As per reports by Crisil, India’s economic growth may fall to 8.2 per cent if the second wave peaks in end of June. The warning of slumping growth was given by the domestic rating agency, Crisil on Monday, which maintained its baseline estimate of 11 per cent uptick in activity in the first half of the fiscal year.
The rating agency had earlier projected India’s GDP to grow by a significant 11 per cent in 2021-22 at the beginning of the financial year 2021-22. Additionally, it had emphatically added that in case the COVID-19 pandemic reached its peak by May-end, the GDP growth would fall to around 9.8 percent.
Thus, the agency made it clear that the risks to its 11 per cent growth forecast are “firmly tilted downwards”. It presented two likely scenarios, that if the second wave peaked by May-end, the GDP expansion will come at 9.8 per cent, and if the peak came around June end, the GDP expansion will come around 8.2 per cent.
As per official estimates by RBI and other rating agencies, the economy contracted by a significant 7.6 per cent in 2020-21 because of the nationwide lockdown. As it has been reported, there have been several downward revisions in India’s growth estimates after the emergence of the second wave. This has merely due to the fact that second wave has inflicted insurmountable uncertainty and burden on the healthcare sector, so much so, that it has overwhelmed the healthcare apparatus and has led to localized lockdowns across the country.
According to its report, Crisil stated that the impact of state induced curbs and lockdowns has started to show across high-frequency indicators, including retail and workplace mobility, power supply and GST e-way bill collection which are grossly plummeting. In addition to the aforementioned areas of slowdown, service sector too is showing considerable slowdown with urban unemployment reaching 10.7 per cent in April.
Crisil, further warned that India Inc’s revenue growth, which the rating agency had earlier projected at 15 per cent for fiscal year 2022, could fall to around 10-12 percent in case the second wave of COVID-19 reaches peak cases by June end.

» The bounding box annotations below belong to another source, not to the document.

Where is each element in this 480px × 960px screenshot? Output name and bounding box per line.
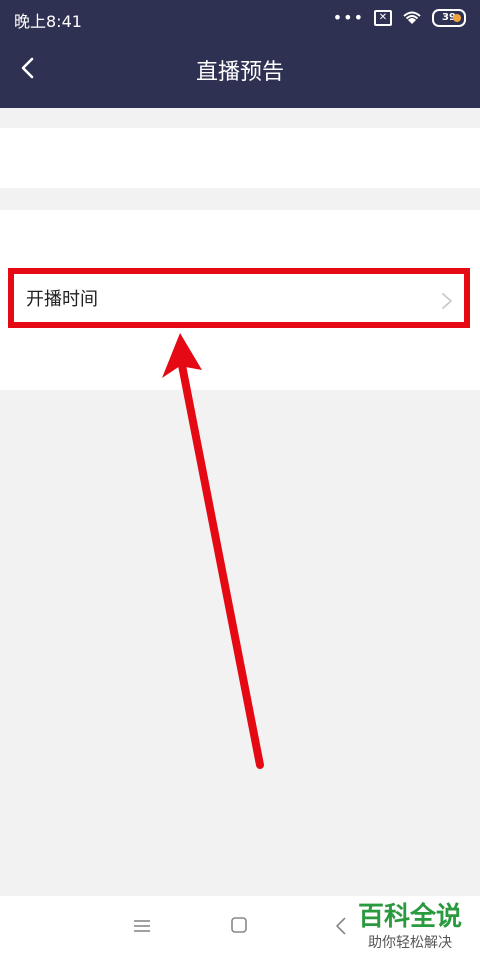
page-title: 直播预告 [195, 60, 284, 85]
more-dots-icon: ••• [332, 8, 364, 27]
app-header: 晚上8:41 ••• ✕ 39 直播预告 [0, 0, 480, 108]
watermark-sub: 助你轻松解决 [368, 935, 452, 951]
back-triangle-icon[interactable] [334, 916, 348, 936]
content-sheet-top [0, 108, 480, 129]
wifi-icon [403, 11, 421, 24]
status-time: 晚上8:41 [14, 12, 82, 31]
watermark-logo: 百科全说 助你轻松解决 [350, 896, 470, 960]
list-section-1 [0, 128, 480, 188]
home-square-icon[interactable] [230, 916, 248, 934]
chevron-right-icon [442, 293, 452, 309]
sim-card-icon: ✕ [374, 9, 392, 26]
menu-icon[interactable] [132, 918, 152, 934]
broadcast-time-label: 开播时间 [26, 289, 98, 310]
broadcast-time-row[interactable]: 开播时间 [8, 268, 470, 328]
watermark-main: 百科全说 [357, 902, 462, 932]
battery-icon: 39 [432, 8, 466, 27]
charging-dot [453, 13, 461, 22]
status-icons: ••• ✕ 39 [333, 8, 466, 27]
status-bar: 晚上8:41 ••• ✕ 39 [0, 0, 480, 36]
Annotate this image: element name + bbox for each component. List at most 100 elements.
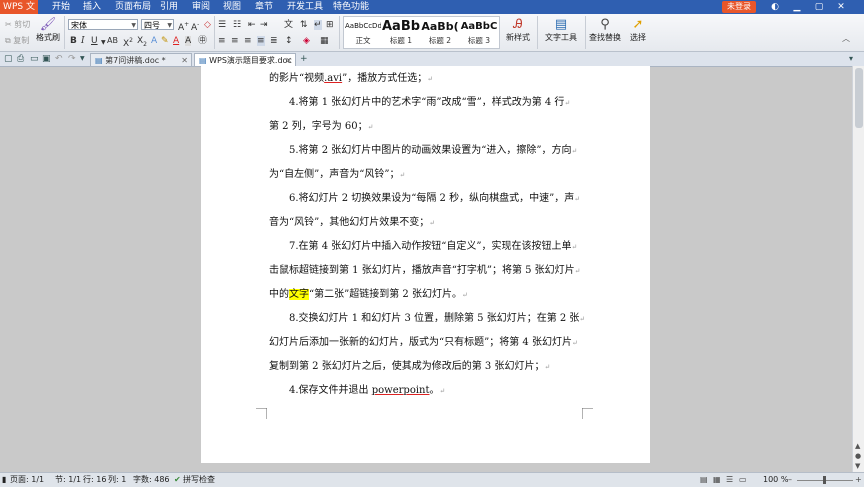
line-spacing-icon[interactable]: ↕: [285, 36, 293, 46]
print-icon[interactable]: ⎙: [17, 53, 24, 65]
tab-document-1[interactable]: ▤ 第7问讲稿.doc * ✕: [90, 53, 192, 66]
copy-button[interactable]: ⧉ 复制: [5, 36, 29, 46]
zoom-in-icon[interactable]: +: [855, 473, 862, 487]
skin-icon[interactable]: ◐: [766, 0, 784, 14]
close-icon[interactable]: ✕: [832, 0, 850, 14]
status-spell-check[interactable]: 拼写检查: [183, 473, 215, 487]
bullet-list-icon[interactable]: ☰: [218, 20, 226, 30]
app-menu-button[interactable]: WPS 文字: [0, 0, 38, 26]
new-doc-icon[interactable]: ▢: [4, 53, 13, 65]
font-color-icon[interactable]: A: [173, 36, 179, 46]
font-name-select[interactable]: 宋体 ▼: [68, 19, 138, 30]
prev-page-icon[interactable]: ▲: [855, 442, 860, 450]
text-tools-button[interactable]: ▤ 文字工具: [541, 17, 581, 44]
grow-font-icon[interactable]: A+: [178, 20, 189, 33]
font-size-select[interactable]: 四号 ▼: [141, 19, 174, 30]
align-right-icon[interactable]: ≡: [244, 36, 252, 46]
menu-home[interactable]: 开始: [52, 0, 70, 14]
style-normal[interactable]: AaBbCcDd 正文: [345, 17, 381, 48]
style-heading-2[interactable]: AaBb( 标题 2: [421, 17, 459, 48]
page-view-icon[interactable]: ▤: [700, 473, 708, 487]
menu-developer[interactable]: 开发工具: [287, 0, 323, 14]
web-view-icon[interactable]: ▦: [713, 473, 721, 487]
zoom-level[interactable]: 100 %: [763, 473, 788, 487]
menu-review[interactable]: 审阅: [192, 0, 210, 14]
document-paragraph[interactable]: 中的文字“第二张”超链接到第 2 张幻灯片。↵: [269, 289, 583, 301]
menu-chapter[interactable]: 章节: [255, 0, 273, 14]
chinese-layout-icon[interactable]: 文: [284, 20, 293, 30]
menu-page-layout[interactable]: 页面布局: [115, 0, 151, 14]
chevron-down-icon[interactable]: ▼: [80, 53, 85, 65]
restore-icon[interactable]: ▢: [810, 0, 828, 14]
redo-icon[interactable]: ↷: [68, 53, 76, 65]
document-paragraph[interactable]: 4.保存文件并退出 powerpoint。↵: [269, 385, 583, 397]
outline-view-icon[interactable]: ☰: [726, 473, 733, 487]
show-marks-icon[interactable]: ↵: [314, 20, 322, 30]
status-page[interactable]: 页面: 1/1: [10, 473, 44, 487]
style-heading-1[interactable]: AaBb 标题 1: [382, 17, 420, 48]
enclose-char-icon[interactable]: ㊥: [198, 36, 207, 46]
next-page-icon[interactable]: ▼: [855, 462, 860, 470]
minimize-icon[interactable]: ▁: [788, 0, 806, 14]
menu-insert[interactable]: 插入: [83, 0, 101, 14]
document-paragraph[interactable]: 击鼠标超链接到第 1 张幻灯片，播放声音“打字机”；将第 5 张幻灯片↵: [269, 265, 583, 277]
underline-icon[interactable]: U: [91, 36, 98, 46]
subscript-icon[interactable]: X2: [137, 36, 147, 50]
align-justify-icon[interactable]: ≡: [257, 36, 265, 46]
tab-list-icon[interactable]: ▾: [849, 53, 853, 65]
find-replace-button[interactable]: ⚲ 查找替换: [587, 17, 623, 44]
char-shading-icon[interactable]: A: [185, 36, 192, 46]
text-effect-icon[interactable]: A: [151, 36, 157, 46]
character-border-icon[interactable]: AB: [107, 36, 118, 46]
scrollbar-thumb[interactable]: [855, 68, 863, 128]
collapse-ribbon-icon[interactable]: ︿: [842, 34, 850, 44]
shrink-font-icon[interactable]: A-: [191, 20, 199, 33]
distribute-icon[interactable]: ≣: [270, 36, 278, 46]
cut-button[interactable]: ✂ 剪切: [5, 20, 30, 30]
zoom-out-icon[interactable]: –: [788, 473, 792, 487]
open-folder-icon[interactable]: ▭: [30, 53, 39, 65]
new-style-button[interactable]: Ꭿ 新样式: [503, 17, 533, 44]
menu-special[interactable]: 特色功能: [333, 0, 369, 14]
superscript-icon[interactable]: X2: [123, 36, 133, 49]
menu-reference[interactable]: 引用: [160, 0, 178, 14]
save-icon[interactable]: ▣: [42, 53, 51, 65]
document-paragraph[interactable]: 的影片“视频.avi”，播放方式任选；↵: [269, 73, 583, 85]
menu-view[interactable]: 视图: [223, 0, 241, 14]
document-paragraph[interactable]: 第 2 列，字号为 60；↵: [269, 121, 583, 133]
document-paragraph[interactable]: 幻灯片后添加一张新的幻灯片，版式为“只有标题”；将第 4 张幻灯片↵: [269, 337, 583, 349]
select-browse-icon[interactable]: ●: [855, 452, 861, 460]
document-paragraph[interactable]: 7.在第 4 张幻灯片中插入动作按钮“自定义”，实现在该按钮上单↵: [269, 241, 583, 253]
undo-icon[interactable]: ↶: [55, 53, 63, 65]
document-page[interactable]: 的影片“视频.avi”，播放方式任选；↵ 4.将第 1 张幻灯片中的艺术字“雨”改…: [201, 66, 650, 463]
numbered-list-icon[interactable]: ☷: [233, 20, 241, 30]
document-paragraph[interactable]: 4.将第 1 张幻灯片中的艺术字“雨”改成“雪”，样式改为第 4 行↵: [269, 97, 583, 109]
tab-document-2[interactable]: ▤ WPS演示题目要求.doc ✕: [194, 53, 296, 66]
status-word-count[interactable]: 字数: 486: [133, 473, 170, 487]
align-left-icon[interactable]: ≡: [218, 36, 226, 46]
zoom-slider-handle[interactable]: [823, 476, 826, 484]
increase-indent-icon[interactable]: ⇥: [260, 20, 268, 30]
align-center-icon[interactable]: ≡: [231, 36, 239, 46]
document-paragraph[interactable]: 5.将第 2 张幻灯片中图片的动画效果设置为“进入，擦除”，方向↵: [269, 145, 583, 157]
login-button[interactable]: 未登录: [722, 1, 756, 13]
document-paragraph[interactable]: 复制到第 2 张幻灯片之后，使其成为修改后的第 3 张幻灯片；↵: [269, 361, 583, 373]
table-icon[interactable]: ⊞: [326, 20, 334, 30]
border-icon[interactable]: ▦: [320, 36, 329, 46]
document-paragraph[interactable]: 6.将幻灯片 2 切换效果设为“每隔 2 秒，纵向棋盘式，中速”，声↵: [269, 193, 583, 205]
new-tab-icon[interactable]: +: [300, 53, 308, 65]
chevron-down-icon[interactable]: ▼: [101, 38, 106, 48]
close-icon[interactable]: ✕: [181, 54, 188, 67]
shading-icon[interactable]: ◈: [303, 36, 310, 46]
clear-format-icon[interactable]: ◇: [204, 20, 211, 30]
style-heading-3[interactable]: AaBbC 标题 3: [460, 17, 498, 48]
document-paragraph[interactable]: 8.交换幻灯片 1 和幻灯片 3 位置，删除第 5 张幻灯片；在第 2 张↵: [269, 313, 585, 325]
select-button[interactable]: ➚ 选择: [626, 17, 650, 44]
format-painter-button[interactable]: 🖌 格式刷: [35, 17, 61, 44]
bold-icon[interactable]: B: [70, 36, 77, 46]
document-paragraph[interactable]: 音为“风铃”，其他幻灯片效果不变；↵: [269, 217, 583, 229]
sort-icon[interactable]: ⇅: [300, 20, 308, 30]
decrease-indent-icon[interactable]: ⇤: [248, 20, 256, 30]
reading-view-icon[interactable]: ▭: [739, 473, 747, 487]
highlight-icon[interactable]: ✎: [161, 36, 169, 46]
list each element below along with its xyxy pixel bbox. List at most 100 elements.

The rating agency stated that “Rising costs could pose headwinds to companies as they recover in specific sectors,”.
Crisil in its report further added that currently, the manufacturing sector has remained above the 50-expansion mark despite recent lockdowns and restrictions in some states.
Additionally, the rating agency added that the covid restrictions on people’s movement and commerce are less stringent and crippling in nature, when compared to the first wave. But given burgeoning nature of positive cases across the country, fresh blanket lockdown can be imposed in the country.
According to the agency, the Covid ravaged country, at the moment, faces two diabolical and crucial challenges, including the high spread of the second wave and mass vaccination drive. On vaccination, Crisil grimly stated that India ranks lowest among other fully vaccinated populations. The rating agency expects half of India’s population to be vaccinated by October.
The rating agency firmly added that India needed to learn from other countries globally that have been through their despicable second and third waves.
Crisil stated that “Many advanced economies that saw a resurgence in late 2020 and early 2021 clamped down with renewed restrictions, some more stringent than the first time around, for example Germany and the United Kingdom”.
According to the report, the ongoing fiscal year will be a story of two halves, growth in the first one till September will be supported by a base effect despite the spread of the pandemic, while growth in the second half of the fiscal will be better spread stretching from October-March 2022.
Taking the assumption that India hits its covid peak in mid may, the economy will return to its pre-pandemic level by September 2021, and the permanent loss to the economy over the medium term is estimated at 12 per cent, up from 11 per cent earlier.
The rating agency maintained that about 10 per cent of GDP and workforce is the most vulnerable because of the reliance on contact-based services. But agency optimistically added that the second wave will have less severe blow on employment.
Monetary policy will remain accommodative, helped by food-led moderation of headline CPI inflation which was projected to cool down to 5 per cent in FY22.
However, it called out fiscal policy to give more attention to the urban poor and the services sector, which are bearing the brunt.